The center of gravity has shifted in real estate capital raising

Asia-Pacific investors are now the dominant source of capital in the asset class. Fund managers are taking note.

Michael Kovacs, founding partner of Castleforge, a London-based manager focused on investing in the UK and Europe, spent a few weeks in February and March meeting with investors in Asia-Pacific. Last month, South Carolina’s Greystar hired its first managing director of investor relations for Asia-Pacific, Bianca Solomons, on the back of the firm’s growth in the region.

There is a good reason for managers to focus more attention on Asia-Pacific capital. The region’s investors are now the primary source of capital for private real estate globally, contributing 35 percent of total money raised in 2022, up from 26 percent in 2021, according to The Capital Raising Survey 2023, published this week by the industry associations ANREV, INREV and NCREIF. This year marks the first time in the survey’s nine-year history that the region is the most significant investor domicile for global real estate capital.

In contrast, European investors saw their share of capital raised drop to 30 percent in 2022. Last year, the region was the largest source of real estate capital, representing 41 percent of aggregate money raised. North American investors accounted for approximately a third of capital both years.

The dominance of APAC investors in capital deployment can also be seen elsewhere. During Q1 2023, Asian capital represented 74 percent of all purchasing activity and 100 percent of transactions over £85 million in the central London office market, according to CBRE data. One such deal was Castleforge’s joint venture acquisition of Winchester House, Deutsche Bank’s UK headquarters building, with Malaysian property developer Gamuda Group.  

Multiple factors are driving this shift, according to the capital raising survey. One is that APAC investors are more underallocated to real estate than their US and European counterparts. Investors from the region had an actual allocation of 6.3 percent against a target allocation of 8.3 percent, according to the ANREV/INREV/PREA Investment Intentions Survey 2023, published in January. In contrast, European investors were slightly overweighted to the asset class, with a 10.8 percent allocation against a 10.5 percent target, the survey showed. North Americans, meanwhile, were slightly underweight, with a 12 percent allocation against a 12.7 percent target.

Although monetary policies will impact investors’ weightings to real estate in the short term, the regional differences in allocation can also be attributed to longer-term factors, such as Asian investors generally being newer to investing in real estate than their US and European peers and real estate allocations being built out later in investment portfolios than other asset types like equities.
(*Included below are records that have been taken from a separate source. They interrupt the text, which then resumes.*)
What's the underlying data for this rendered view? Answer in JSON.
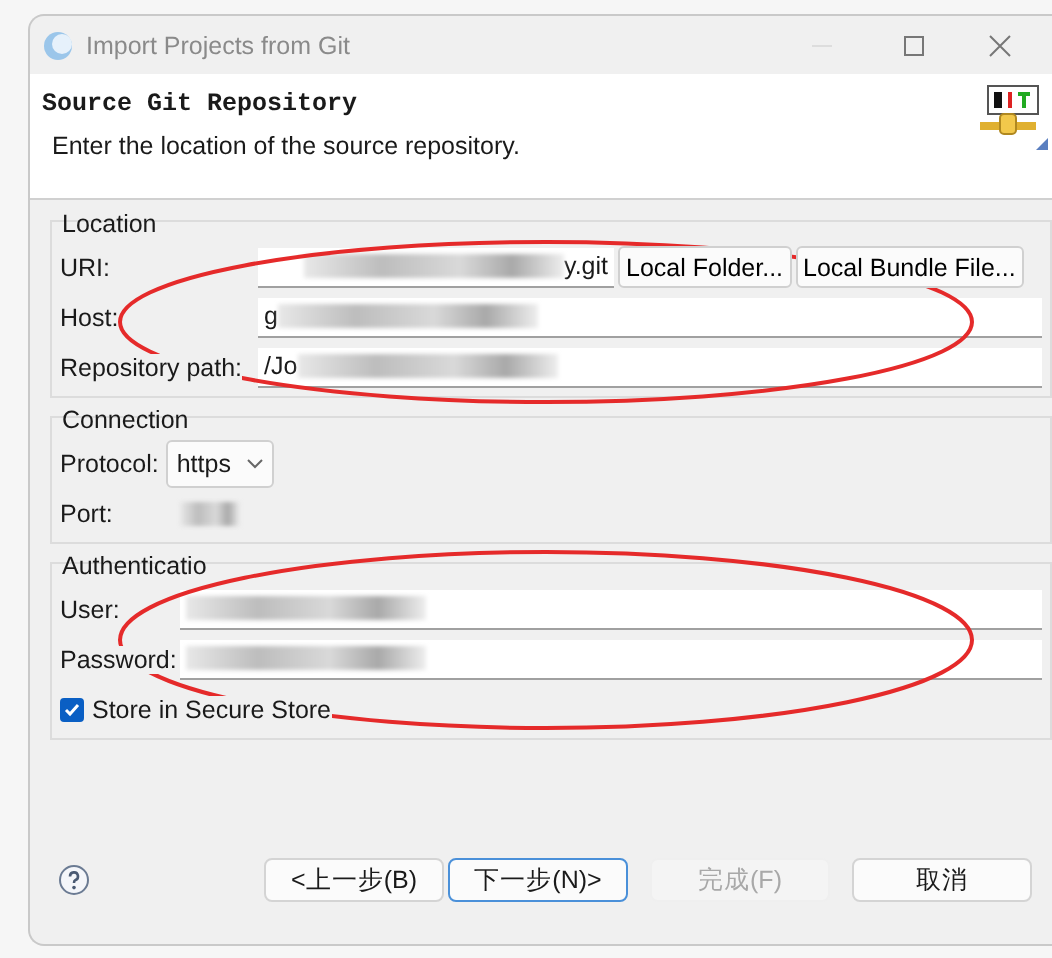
{
  "window": {
    "title": "Import Projects from Git"
  },
  "header": {
    "title": "Source Git Repository",
    "description": "Enter the location of the source repository."
  },
  "groups": [
    {
      "title": "Location",
      "circled": true,
      "rows": [
        {
          "kind": "field",
          "label": "URI:",
          "value": "y.git",
          "blur_before": true,
          "buttons": [
            "Local Folder...",
            "Local Bundle File..."
          ]
        },
        {
          "kind": "field",
          "label": "Host:",
          "value": "g",
          "blur_after": true
        },
        {
          "kind": "field",
          "label": "Repository path:",
          "value": "/Jo",
          "blur_after": true
        }
      ]
    },
    {
      "title": "Connection",
      "rows": [
        {
          "kind": "combo",
          "label": "Protocol:",
          "value": "https"
        },
        {
          "kind": "blank",
          "label": "Port:",
          "blur_after": true
        }
      ]
    },
    {
      "title": "Authenticatio",
      "circled": true,
      "rows": [
        {
          "kind": "field",
          "label": "User:",
          "blur_after": true
        },
        {
          "kind": "field",
          "label": "Password:",
          "blur_after": true
        },
        {
          "kind": "checkbox",
          "label": "Store in Secure Store",
          "checked": true
        }
      ]
    }
  ],
  "buttons": [
    {
      "label": "<上一步(B)",
      "disabled": false,
      "default": false
    },
    {
      "label": "下一步(N)>",
      "disabled": false,
      "default": true
    },
    {
      "label": "完成(F)",
      "disabled": true,
      "default": false
    },
    {
      "label": "取消",
      "disabled": false,
      "default": false
    }
  ]
}
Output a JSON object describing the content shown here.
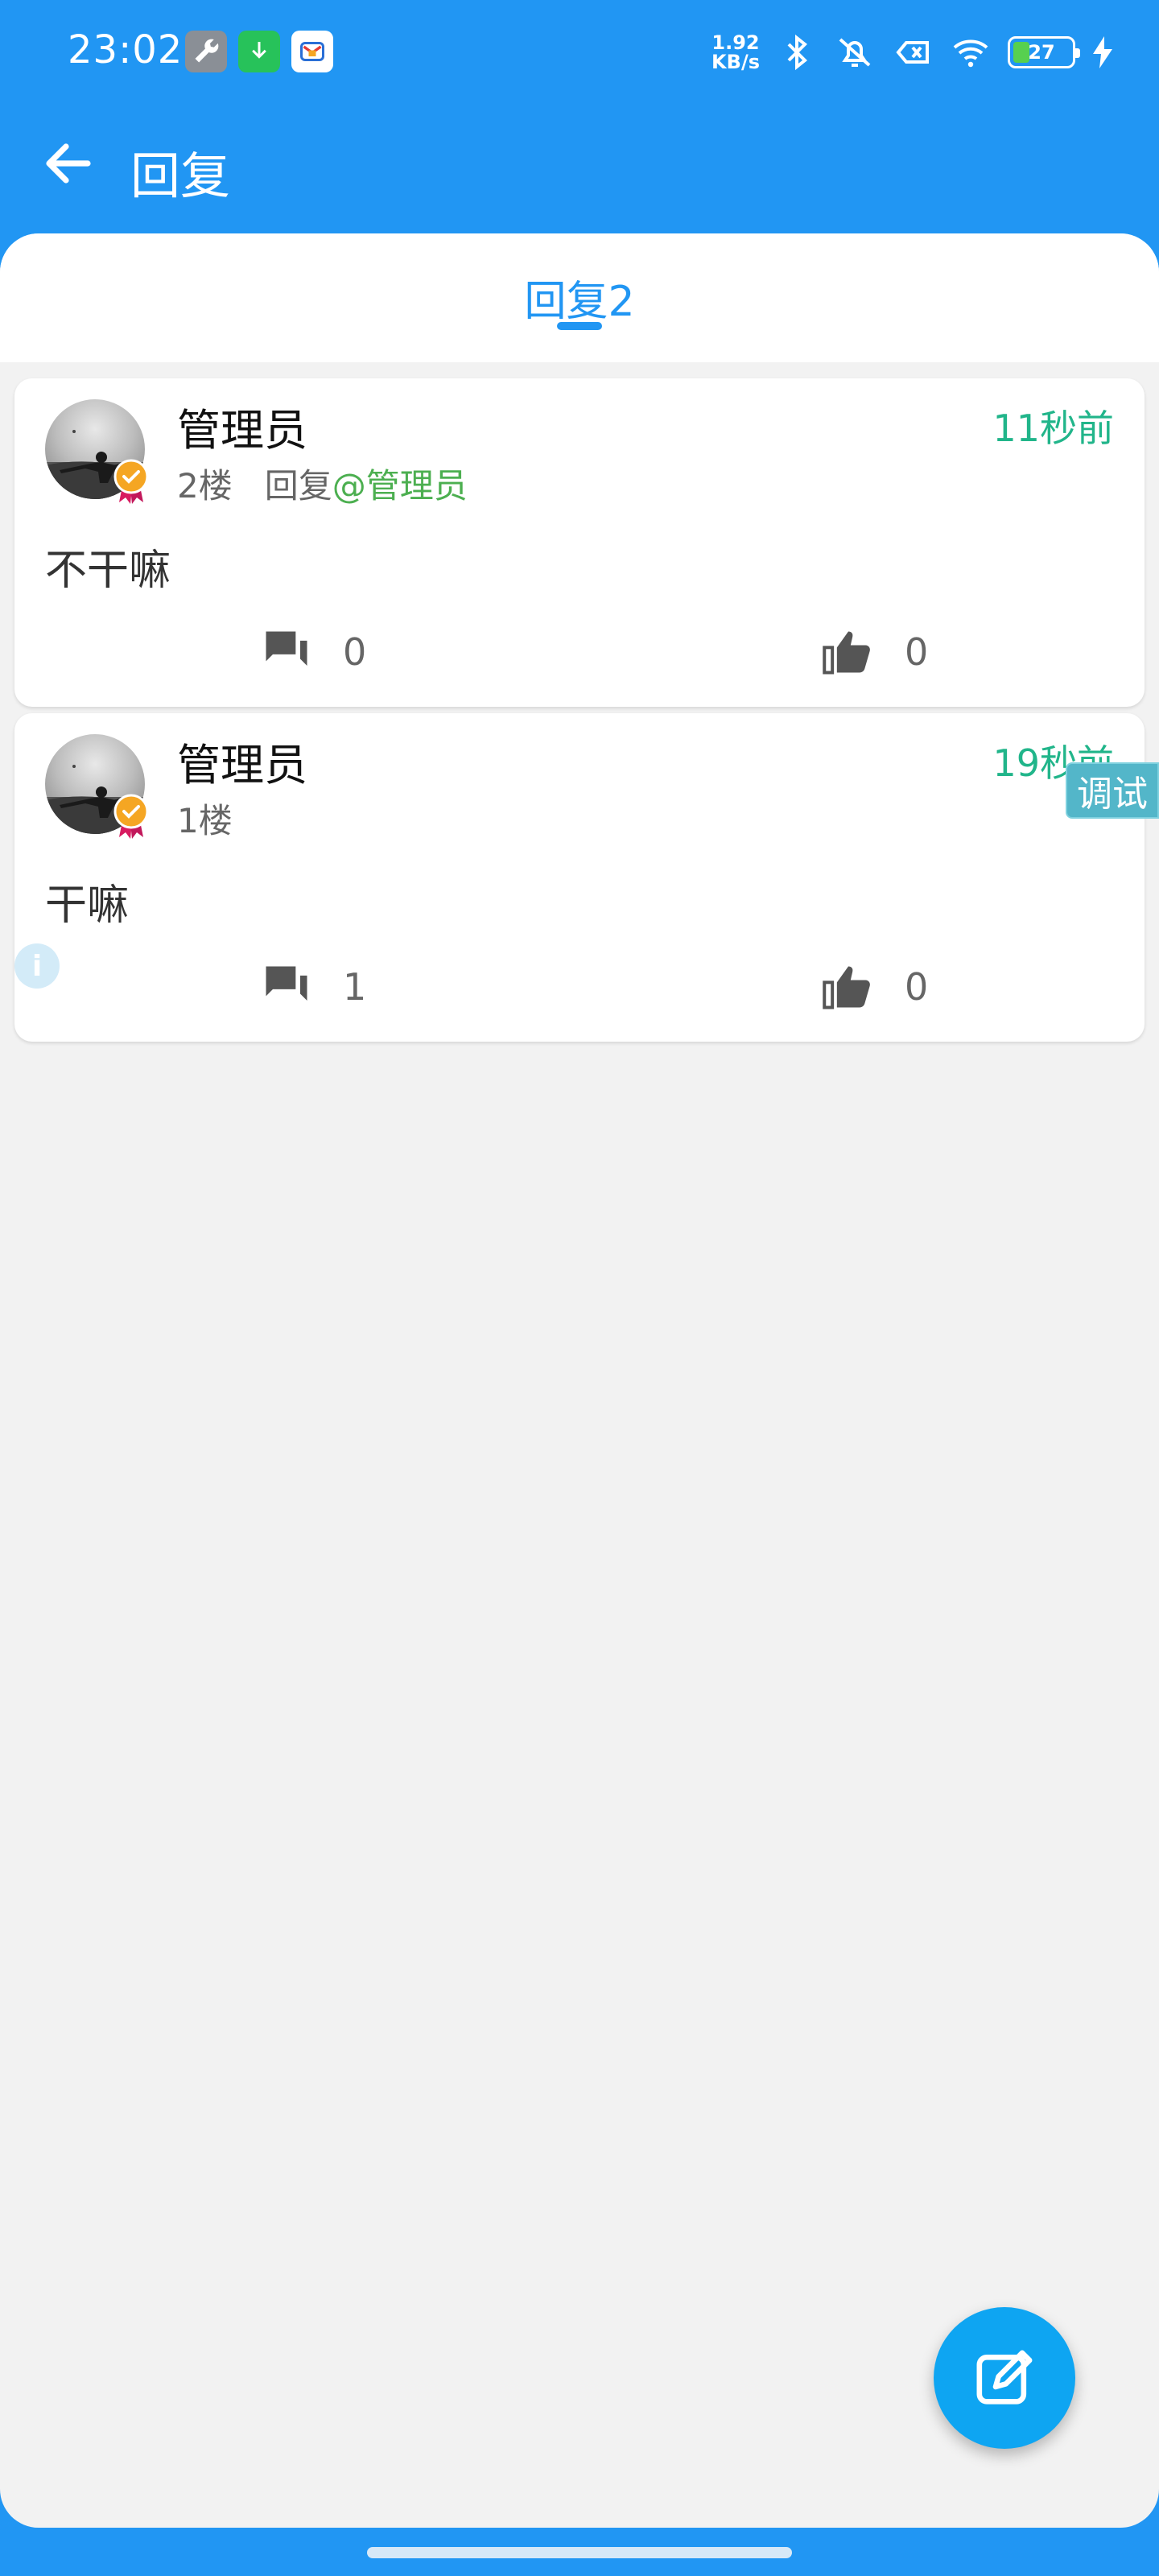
{
  "status_bar": {
    "time": "23:02",
    "net_speed_value": "1.92",
    "net_speed_unit": "KB/s",
    "battery": "27",
    "app_icons": [
      "wrench-icon",
      "download-icon",
      "mail-icon"
    ],
    "status_icons": [
      "bluetooth-icon",
      "vibrate-off-icon",
      "sim-error-icon",
      "wifi-icon",
      "charging-bolt-icon"
    ]
  },
  "app_bar": {
    "title": "回复",
    "back_icon": "arrow-left-icon"
  },
  "tabs": [
    {
      "label": "回复2",
      "active": true
    }
  ],
  "replies": [
    {
      "user": "管理员",
      "floor": "2楼",
      "reply_prefix": "回复",
      "mention": "@管理员",
      "time": "11秒前",
      "text": "不干嘛",
      "comment_count": "0",
      "like_count": "0"
    },
    {
      "user": "管理员",
      "floor": "1楼",
      "reply_prefix": "",
      "mention": "",
      "time": "19秒前",
      "text": "干嘛",
      "comment_count": "1",
      "like_count": "0"
    }
  ],
  "debug_label": "调试",
  "fab_icon": "edit-icon",
  "colors": {
    "primary": "#2196F3",
    "timestamp": "#21b58a",
    "mention": "#4CAF50",
    "fab": "#0EA5F2",
    "background": "#f2f2f2"
  }
}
The rise of APAC investors in capital deployment has been years in the making. Back in November 2020, Kovacs and fellow Castleforge executives Brandon Hollihan and Adam MacLeod noted in a research letter that Asian capital represented on average 3 percent of total investment into the London market from 2000 to 2010, but that number grew to 24 percent over the next decade.
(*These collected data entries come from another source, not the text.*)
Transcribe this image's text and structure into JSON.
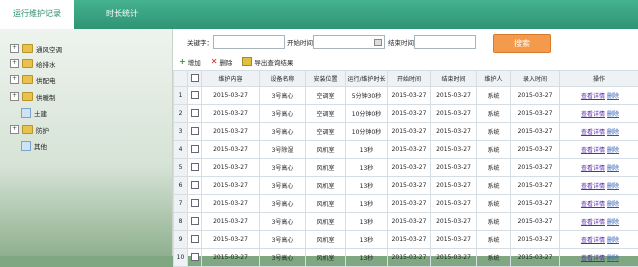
{
  "tabs": [
    {
      "label": "运行维护记录"
    },
    {
      "label": "时长统计"
    }
  ],
  "tree": [
    {
      "label": "通风空调",
      "type": "folder"
    },
    {
      "label": "给排水",
      "type": "folder"
    },
    {
      "label": "供配电",
      "type": "folder"
    },
    {
      "label": "供暖制",
      "type": "folder"
    },
    {
      "label": "土建",
      "type": "doc"
    },
    {
      "label": "防护",
      "type": "folder"
    },
    {
      "label": "其他",
      "type": "doc"
    }
  ],
  "filters": {
    "keyword_label": "关键字：",
    "start_label": "开始时间",
    "end_label": "结束时间",
    "search_label": "搜索"
  },
  "toolbar": {
    "add": "增加",
    "delete": "删除",
    "export": "导出查询结果"
  },
  "columns": [
    "",
    "",
    "维护内容",
    "设备名称",
    "安装位置",
    "运行/维护时长",
    "开始时间",
    "结束时间",
    "维护人",
    "录入时间",
    "操作"
  ],
  "actions": {
    "view": "查看详情",
    "del": "删除"
  },
  "rows": [
    {
      "n": "1",
      "content": "2015-03-27",
      "device": "3号高心",
      "loc": "空调室",
      "dur": "5分钟30秒",
      "start": "2015-03-27",
      "end": "2015-03-27",
      "person": "系统",
      "time": "2015-03-27"
    },
    {
      "n": "2",
      "content": "2015-03-27",
      "device": "3号高心",
      "loc": "空调室",
      "dur": "10分钟0秒",
      "start": "2015-03-27",
      "end": "2015-03-27",
      "person": "系统",
      "time": "2015-03-27"
    },
    {
      "n": "3",
      "content": "2015-03-27",
      "device": "3号高心",
      "loc": "空调室",
      "dur": "10分钟0秒",
      "start": "2015-03-27",
      "end": "2015-03-27",
      "person": "系统",
      "time": "2015-03-27"
    },
    {
      "n": "4",
      "content": "2015-03-27",
      "device": "3号除湿",
      "loc": "风机室",
      "dur": "13秒",
      "start": "2015-03-27",
      "end": "2015-03-27",
      "person": "系统",
      "time": "2015-03-27"
    },
    {
      "n": "5",
      "content": "2015-03-27",
      "device": "3号高心",
      "loc": "风机室",
      "dur": "13秒",
      "start": "2015-03-27",
      "end": "2015-03-27",
      "person": "系统",
      "time": "2015-03-27"
    },
    {
      "n": "6",
      "content": "2015-03-27",
      "device": "3号高心",
      "loc": "风机室",
      "dur": "13秒",
      "start": "2015-03-27",
      "end": "2015-03-27",
      "person": "系统",
      "time": "2015-03-27"
    },
    {
      "n": "7",
      "content": "2015-03-27",
      "device": "3号高心",
      "loc": "风机室",
      "dur": "13秒",
      "start": "2015-03-27",
      "end": "2015-03-27",
      "person": "系统",
      "time": "2015-03-27"
    },
    {
      "n": "8",
      "content": "2015-03-27",
      "device": "3号高心",
      "loc": "风机室",
      "dur": "13秒",
      "start": "2015-03-27",
      "end": "2015-03-27",
      "person": "系统",
      "time": "2015-03-27"
    },
    {
      "n": "9",
      "content": "2015-03-27",
      "device": "3号高心",
      "loc": "风机室",
      "dur": "13秒",
      "start": "2015-03-27",
      "end": "2015-03-27",
      "person": "系统",
      "time": "2015-03-27"
    },
    {
      "n": "10",
      "content": "2015-03-27",
      "device": "3号高心",
      "loc": "风机室",
      "dur": "13秒",
      "start": "2015-03-27",
      "end": "2015-03-27",
      "person": "系统",
      "time": "2015-03-27"
    }
  ]
}
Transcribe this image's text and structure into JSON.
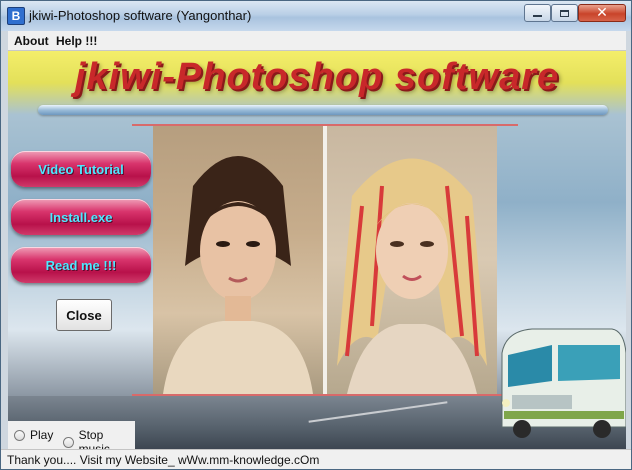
{
  "window": {
    "title": "jkiwi-Photoshop software (Yangonthar)"
  },
  "menu": {
    "items": [
      "About",
      "Help !!!"
    ]
  },
  "banner": {
    "title": "jkiwi-Photoshop software"
  },
  "buttons": {
    "video_tutorial": "Video Tutorial",
    "install": "Install.exe",
    "read_me": "Read me !!!",
    "close": "Close"
  },
  "music": {
    "play_label": "Play",
    "stop_label": "Stop music"
  },
  "status": {
    "text": "Thank you.... Visit my Website_ wWw.mm-knowledge.cOm"
  },
  "colors": {
    "banner_title": "#c8282a",
    "menu_button": "#c0124c",
    "menu_button_text": "#4ee8ff"
  },
  "icons": {
    "app": "app-icon",
    "minimize": "minimize-icon",
    "maximize": "maximize-icon",
    "close": "close-icon"
  }
}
The firm pointed to long-term structural and policy changes that have occurred recently in China, Korea and Japan and are expected to drive continued investment in real estate. These include increased allocations to real estate, alternatives and overseas investments for South Korea’s National Pension Service and intentions to deploy more capital to alternatives among Japanese corporate pensions.

“The scale of these changes suggests that the influx of capital from Asia may very well continue, in particular into alternatives – and will likely increase over the coming decade,” the executives wrote.
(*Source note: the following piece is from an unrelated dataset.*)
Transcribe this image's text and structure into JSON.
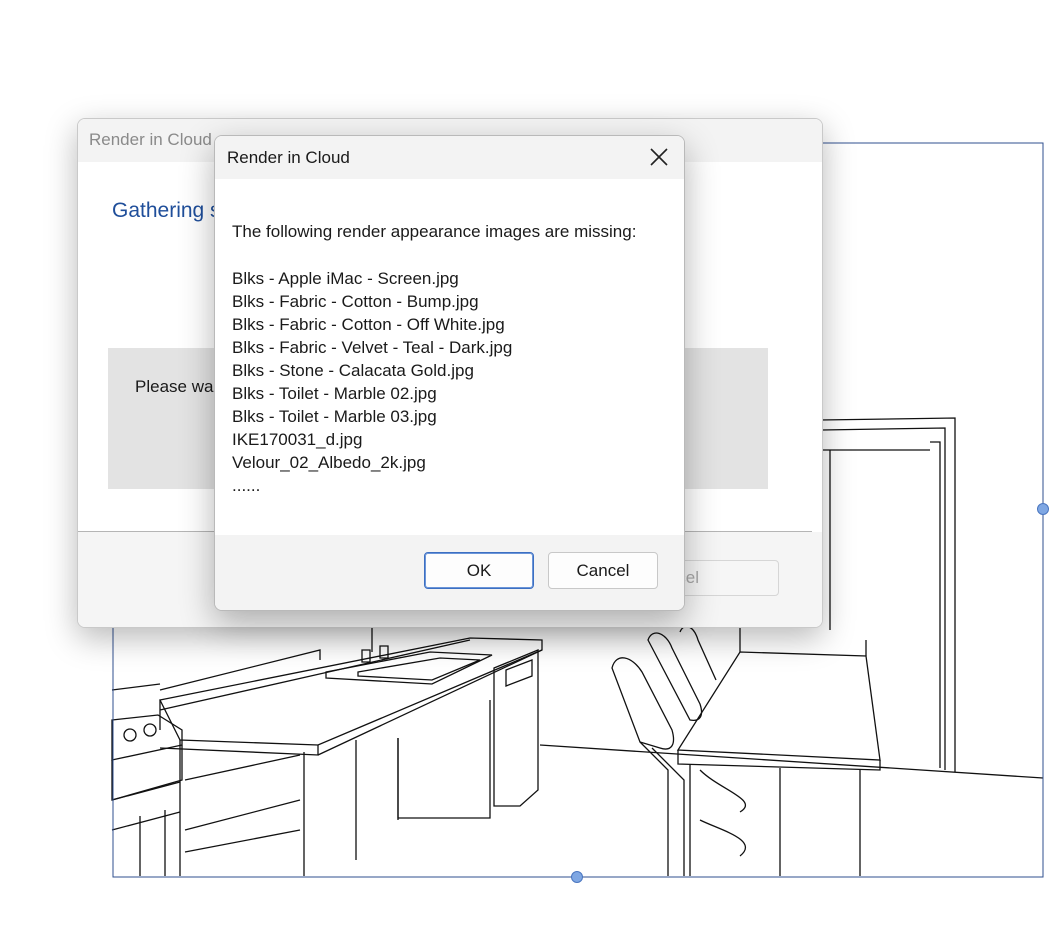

Although APAC capital is on track to remain active for the long term, courting the region’s investors is more a case of addition rather than subtraction for managers like Castleforge. As Kovacs told PERE this week, with the geopolitical and macroeconomic environment shifting every year, to depend on one region because investors there are more actively deploying capital than their peers elsewhere “just seems short-sighted.”

During unpredictable times like these, diversifying one’s investor base – and consequently mitigating concentration risk – is all the more important.